Source: Country comparison built against the World Bank total-fertility-rate indicator for 2023. This version is a recreation of the article’s selected-country graphic, so the country list, ordering, and bar lengths were matched to the screenshot rather than exported directly from the World Bank table one country at a time.
The questions worth carrying forward go beyond whether people are “choosing” to have fewer children.
How much weight belongs to housing, education cost, work structure, and urban concentration, and how much belongs to changing reproductive health?
Suppose the decline is partly social and partly biological. What follows from that? A serious response would have to reach far beyond campaigns to raise birth rates or one-time tax credits. It would have to touch housing, childcare, schooling, fertility screening, infertility treatment, work expectations, and the timing pressures that now compress parenthood into a shorter stretch of adult life.
How should lower birth rates be read in a world that is also moving toward longer lifespans, possible life extension, softer entry-level labor markets, and AI systems aimed at replacing or thinning large categories of work? It is possible these are separate developments. It is also possible they are beginning to act on each other inside the same social system.
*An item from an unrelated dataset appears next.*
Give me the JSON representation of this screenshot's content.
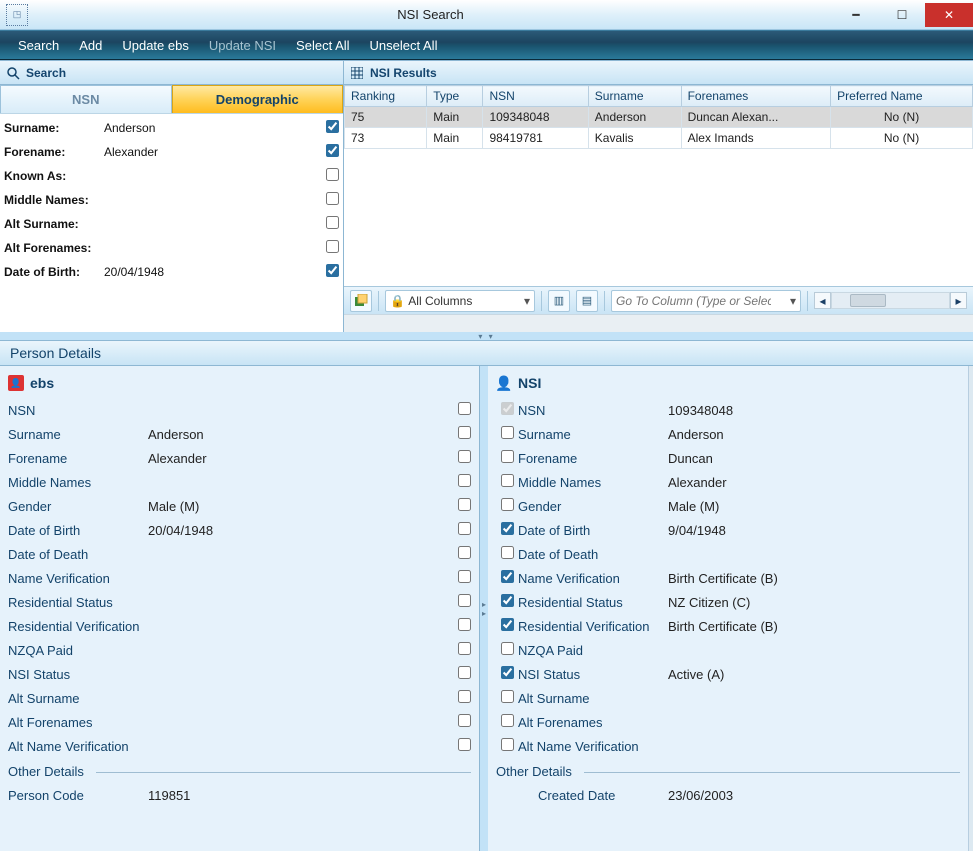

If developed countries treat South Korea as the warning case, what would a responsible template look like for avoiding the institutional failure that people fear when they use phrases like collapse? Which mix of family policy, housing reform, labor-market design, immigration, fertility care, pension reform, and automation would preserve services, maintain state capacity, and keep the age structure from turning into a fiscal trap?
At what point does the discussion stop being about fertility in the narrow sense and become a broader question about how a society intends to reproduce itself at all, economically, biologically, and institutionally?